When Lucy stood
up in the African savannah for the first time, she demonstrated that humans
could be fundamentally different from those who perished before them. Her mind
was expanding and her thoughts, accelerating. With danger all around her, she
was willing to explore information and that eventually propelled humans out of
Africa and into the unknown. The expansion of the mind was the only attribute
that fueled them out of mediocrity. However, recent history tells us that they
are prone to the recurrence of ignorance.
Humans seem to
have been successful in rewinding the progression of knowledge back - something
that seldom happened for hundred thousand years. Knowledge was always expected
to have a positive slope, and for most of the human history that was true.

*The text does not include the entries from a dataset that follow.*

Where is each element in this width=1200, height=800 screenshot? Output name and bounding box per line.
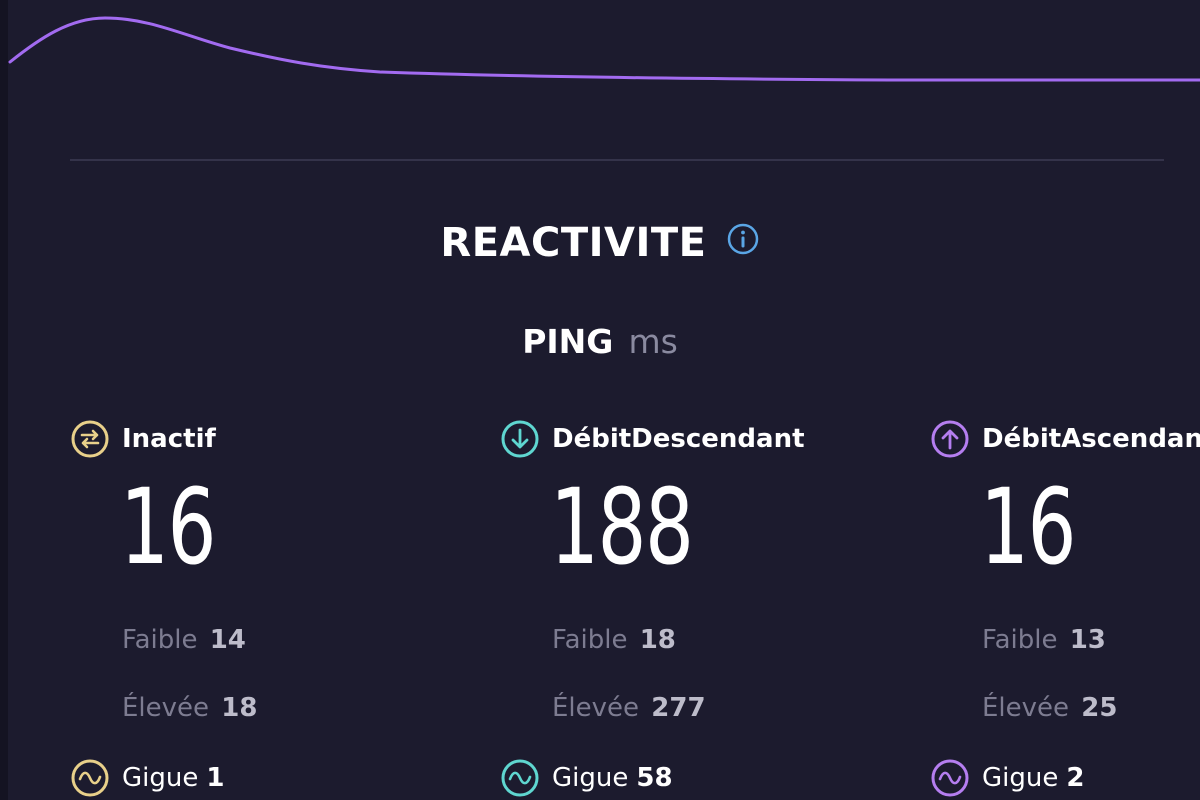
idle-jitter: Gigue 1	[70, 758, 224, 798]
download-title: DébitDescendant	[552, 424, 805, 454]
download-high-stat: Élevée 277	[552, 693, 706, 723]
idle-high-stat: Élevée 18	[122, 693, 257, 723]
download-ping-value: 188	[550, 466, 694, 588]
window-left-edge	[0, 0, 8, 800]
download-jitter-value: 58	[636, 763, 673, 793]
responsiveness-header: REACTIVITE	[0, 220, 1200, 266]
idle-high-value: 18	[221, 693, 258, 723]
download-low-label: Faible	[552, 625, 628, 655]
download-header: DébitDescendant	[500, 418, 805, 460]
ping-unit: ms	[628, 322, 678, 361]
idle-header: Inactif	[70, 418, 216, 460]
upload-arrow-icon	[930, 419, 970, 459]
download-low-value: 18	[639, 625, 676, 655]
idle-low-label: Faible	[122, 625, 198, 655]
upload-high-stat: Élevée 25	[982, 693, 1117, 723]
speed-graph	[0, 0, 1200, 130]
download-jitter: Gigue 58	[500, 758, 673, 798]
idle-jitter-value: 1	[206, 763, 225, 793]
upload-low-stat: Faible 13	[982, 625, 1106, 655]
idle-title: Inactif	[122, 424, 216, 454]
upload-jitter: Gigue 2	[930, 758, 1084, 798]
download-arrow-icon	[500, 419, 540, 459]
download-jitter-label: Gigue	[552, 763, 629, 793]
jitter-wave-icon	[930, 758, 970, 798]
idle-ping-value: 16	[120, 466, 216, 588]
idle-low-value: 14	[209, 625, 246, 655]
upload-high-value: 25	[1081, 693, 1118, 723]
download-column: DébitDescendant 188 Faible 18 Élevée 277…	[500, 418, 900, 800]
upload-low-label: Faible	[982, 625, 1058, 655]
upload-header: DébitAscendan	[930, 418, 1200, 460]
exchange-icon	[70, 419, 110, 459]
jitter-wave-icon	[70, 758, 110, 798]
upload-jitter-value: 2	[1066, 763, 1085, 793]
idle-low-stat: Faible 14	[122, 625, 246, 655]
ping-header: PING ms	[0, 322, 1200, 361]
section-title: REACTIVITE	[440, 220, 707, 266]
upload-ping-value: 16	[980, 466, 1076, 588]
download-high-value: 277	[651, 693, 706, 723]
speed-graph-line	[8, 16, 1200, 82]
upload-column: DébitAscendan 16 Faible 13 Élevée 25 Gig…	[930, 418, 1200, 800]
download-high-label: Élevée	[552, 693, 640, 723]
info-icon[interactable]	[726, 222, 760, 260]
jitter-wave-icon	[500, 758, 540, 798]
section-divider	[70, 159, 1164, 161]
download-low-stat: Faible 18	[552, 625, 676, 655]
idle-high-label: Élevée	[122, 693, 210, 723]
upload-high-label: Élevée	[982, 693, 1070, 723]
idle-jitter-label: Gigue	[122, 763, 199, 793]
upload-title: DébitAscendan	[982, 424, 1200, 454]
idle-column: Inactif 16 Faible 14 Élevée 18 Gigue 1	[70, 418, 470, 800]
upload-low-value: 13	[1069, 625, 1106, 655]
ping-label: PING	[522, 322, 614, 361]
upload-jitter-label: Gigue	[982, 763, 1059, 793]
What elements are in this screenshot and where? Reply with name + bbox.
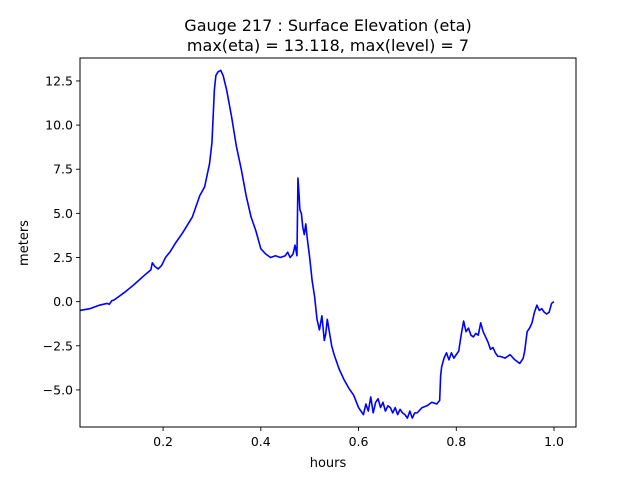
y-tick-label: −5.0 — [43, 382, 73, 397]
plot-content — [79, 69, 555, 419]
y-axis-label: meters — [17, 220, 32, 266]
chart-subtitle: max(eta) = 13.118, max(level) = 7 — [187, 36, 469, 55]
y-tick-label: 7.5 — [53, 162, 73, 177]
y-axis: −5.0 −2.5 0.0 2.5 5.0 7.5 10.0 12.5 — [43, 73, 80, 397]
y-tick-label: 10.0 — [45, 118, 73, 133]
x-tick-label: 0.6 — [349, 434, 369, 449]
x-tick-label: 0.8 — [446, 434, 466, 449]
x-tick-label: 0.4 — [251, 434, 271, 449]
x-axis: 0.2 0.4 0.6 0.8 1.0 — [153, 427, 564, 449]
plot-frame — [79, 57, 577, 428]
x-axis-label: hours — [310, 456, 347, 471]
y-tick-label: 12.5 — [45, 73, 73, 88]
x-tick-label: 0.2 — [153, 434, 173, 449]
y-tick-label: 0.0 — [53, 294, 73, 309]
series-line-0 — [79, 69, 555, 419]
chart-title: Gauge 217 : Surface Elevation (eta) — [184, 16, 471, 35]
y-tick-label: −2.5 — [43, 338, 73, 353]
x-tick-label: 1.0 — [544, 434, 564, 449]
y-tick-label: 2.5 — [53, 250, 73, 265]
y-tick-label: 5.0 — [53, 206, 73, 221]
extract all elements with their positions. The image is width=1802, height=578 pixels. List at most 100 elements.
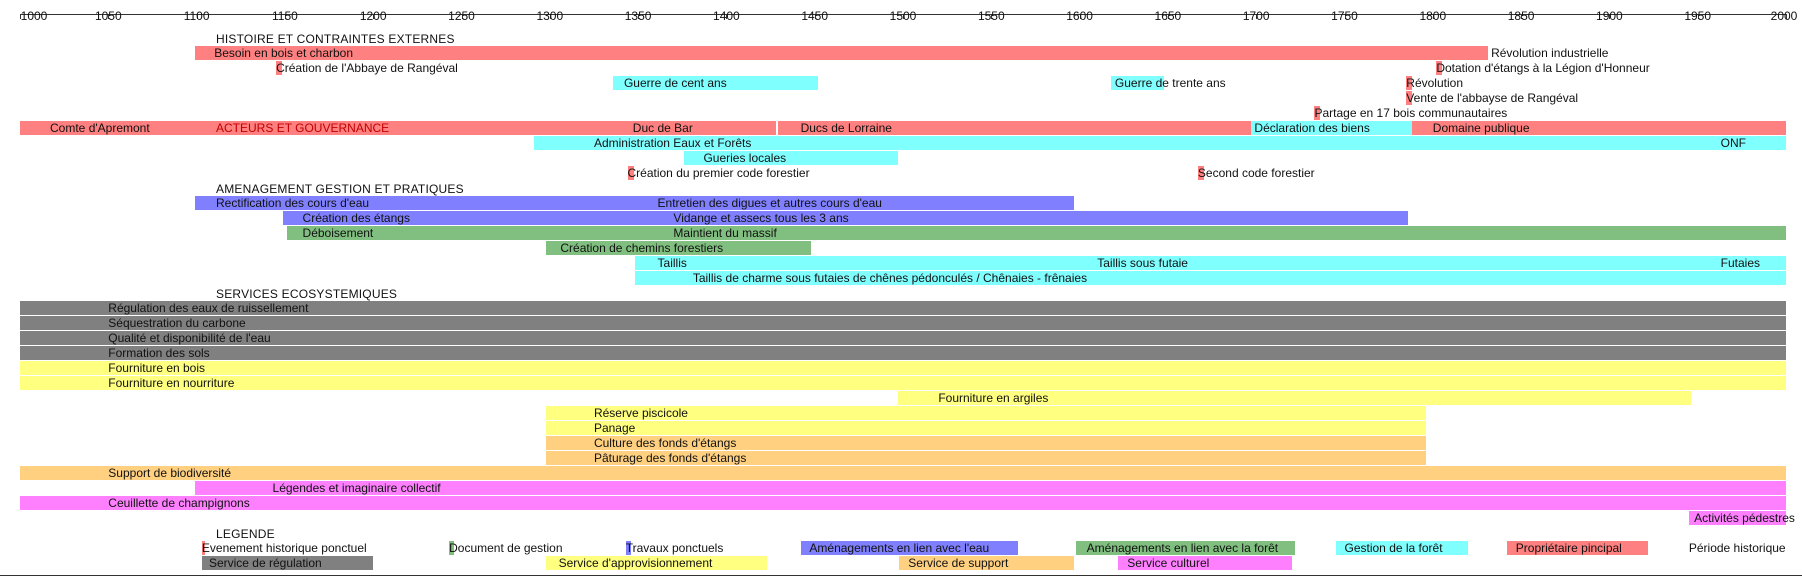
legend-label: Travaux ponctuels	[625, 541, 724, 555]
event-marker	[627, 166, 634, 180]
event-label: Vente de l'abbayse de Rangéval	[1406, 91, 1579, 105]
axis-tick	[1079, 14, 1081, 19]
axis-tick-label: 1500	[889, 9, 917, 23]
bar-label: Fourniture en bois	[108, 361, 206, 375]
bar-label: Entretien des digues et autres cours d'e…	[657, 196, 882, 210]
axis-tick-label: 1050	[94, 9, 122, 23]
axis-tick-label: 1850	[1507, 9, 1535, 23]
axis-tick-label: 1750	[1331, 9, 1358, 23]
bar-label: Formation des sols	[108, 346, 210, 360]
legend-label: Evenement historique ponctuel	[201, 541, 367, 555]
legend-label: Document de gestion	[449, 541, 563, 555]
axis-tick-label: 2000	[1770, 9, 1798, 23]
axis-tick	[1167, 14, 1169, 19]
axis-tick-label: 1800	[1419, 9, 1447, 23]
timeline-bar	[634, 211, 1409, 225]
bar-label: Duc de Bar	[632, 121, 693, 135]
axis-tick	[1786, 14, 1787, 19]
event-label: Création de l'Abbaye de Rangéval	[276, 61, 458, 75]
timeline-bar	[194, 46, 1488, 60]
bar-label: Rectification des cours d'eau	[216, 196, 370, 210]
axis-tick	[814, 14, 816, 19]
timeline-bar	[20, 121, 195, 135]
bar-label: Qualité et disponibilité de l'eau	[108, 331, 271, 345]
axis-tick-label: 1550	[977, 9, 1005, 23]
event-marker	[1436, 61, 1443, 75]
timeline-bar	[546, 451, 1426, 465]
section-title: LEGENDE	[216, 527, 275, 541]
timeline-bar	[777, 121, 1251, 135]
timeline-bar	[20, 346, 1786, 360]
axis-tick-label: 1350	[624, 9, 652, 23]
legend-label: Aménagements en lien avec la forêt	[1086, 541, 1279, 555]
axis-tick	[1344, 14, 1346, 19]
bar-label: Vidange et assecs tous les 3 ans	[673, 211, 849, 225]
legend-label: Propriétaire pincipal	[1515, 541, 1622, 555]
axis-tick-label: 1200	[359, 9, 387, 23]
event-label: Création du premier code forestier	[627, 166, 810, 180]
axis-tick	[991, 14, 993, 19]
axis-tick	[461, 14, 463, 19]
timeline-bar	[194, 196, 635, 210]
bar-label: Panage	[593, 421, 636, 435]
event-marker	[1406, 76, 1413, 90]
axis-tick-label: 1450	[801, 9, 829, 23]
timeline-bar	[20, 331, 1786, 345]
legend-swatch	[1118, 556, 1292, 570]
timeline-bar	[20, 466, 1786, 480]
timeline-bar	[283, 211, 635, 225]
legend-swatch	[546, 556, 768, 570]
timeline-bar	[1411, 121, 1786, 135]
axis-tick-label: 1000	[20, 9, 48, 23]
axis-tick-label: 1650	[1154, 9, 1182, 23]
axis-tick-label: 1250	[448, 9, 475, 23]
axis-tick	[726, 14, 728, 19]
event-label: Partage en 17 bois communautaires	[1314, 106, 1508, 120]
legend-swatch	[1076, 541, 1296, 555]
timeline-bar	[1111, 76, 1165, 90]
timeline-bar	[20, 301, 1786, 315]
legend-label: Service de régulation	[208, 556, 322, 570]
timeline-bar	[1076, 256, 1716, 270]
axis-tick-label: 1400	[713, 9, 740, 23]
bar-label: Ducs de Lorraine	[800, 121, 892, 135]
timeline-bar	[546, 436, 1426, 450]
bar-label: Support de biodiversité	[108, 466, 232, 480]
bar-label: Futaies	[1720, 256, 1761, 270]
bar-label: Légendes et imaginaire collectif	[272, 481, 441, 495]
bar-label: ACTEURS ET GOUVERNANCE	[216, 121, 390, 135]
bar-label: Besoin en bois et charbon	[214, 46, 354, 60]
timeline-bar	[613, 76, 819, 90]
axis-tick-label: 1950	[1684, 9, 1712, 23]
axis-tick	[1432, 14, 1434, 19]
legend-label: Période historique	[1688, 541, 1786, 555]
axis-tick	[1521, 14, 1523, 19]
timeline-bar	[194, 121, 623, 135]
bar-label: Activités pédestres	[1694, 511, 1795, 525]
legend-label: Service culturel	[1127, 556, 1210, 570]
bar-label: Taillis sous futaie	[1097, 256, 1188, 270]
legend-swatch	[201, 541, 206, 555]
timeline-bar	[897, 391, 1691, 405]
bar-label: Gueries locales	[703, 151, 787, 165]
axis-tick	[373, 14, 375, 19]
axis-tick	[549, 14, 551, 19]
bar-label: Taillis	[657, 256, 687, 270]
axis-tick	[1256, 14, 1258, 19]
event-label: Révolution	[1406, 76, 1463, 90]
event-marker	[1406, 91, 1413, 105]
row-label: Déboisement	[302, 226, 374, 240]
section-title: AMENAGEMENT GESTION ET PRATIQUES	[216, 182, 464, 196]
bar-label: Comte d'Apremont	[50, 121, 150, 135]
bar-label: Création de chemins forestiers	[560, 241, 724, 255]
bar-label: Administration Eaux et Forêts	[593, 136, 752, 150]
legend-swatch	[201, 556, 374, 570]
axis-tick	[1609, 14, 1611, 19]
legend-label: Aménagements en lien avec l'eau	[809, 541, 990, 555]
event-label: Dotation d'étangs à la Légion d'Honneur	[1436, 61, 1650, 75]
bar-label: Séquestration du carbone	[108, 316, 246, 330]
timeline-bar	[634, 196, 1075, 210]
legend-swatch	[1335, 541, 1469, 555]
timeline-bar	[20, 496, 1786, 510]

However, in the recent past it has substantially deviated from the expected
norm. The reasons for this is unclear but one possibility is the availability of
a large number of information channels. The advent of printing formalized and
accelerated information flow that was largely constrained to word of mouth
before that. Now that a large number of diverse channels allow the creation and
dissemination of content, without the need for verification, information itself
is losing meaning. In such a regime, aggregate knowledge can decline and this
could create chaos in a system that relies on informed and rational
decision-making at all levels.
The negative
effects on policy due to loss of information are clear. Elections have produced
sub-optimal outcomes and autocratic regimes have been able to sustain
themselves without significant effort. As the seven billion cling together
hoping for a better tomorrow, their leaders appear to lack information to move
them forward. The only viable solution to this stalemate is education that
provides the skills to distill noise into usable information.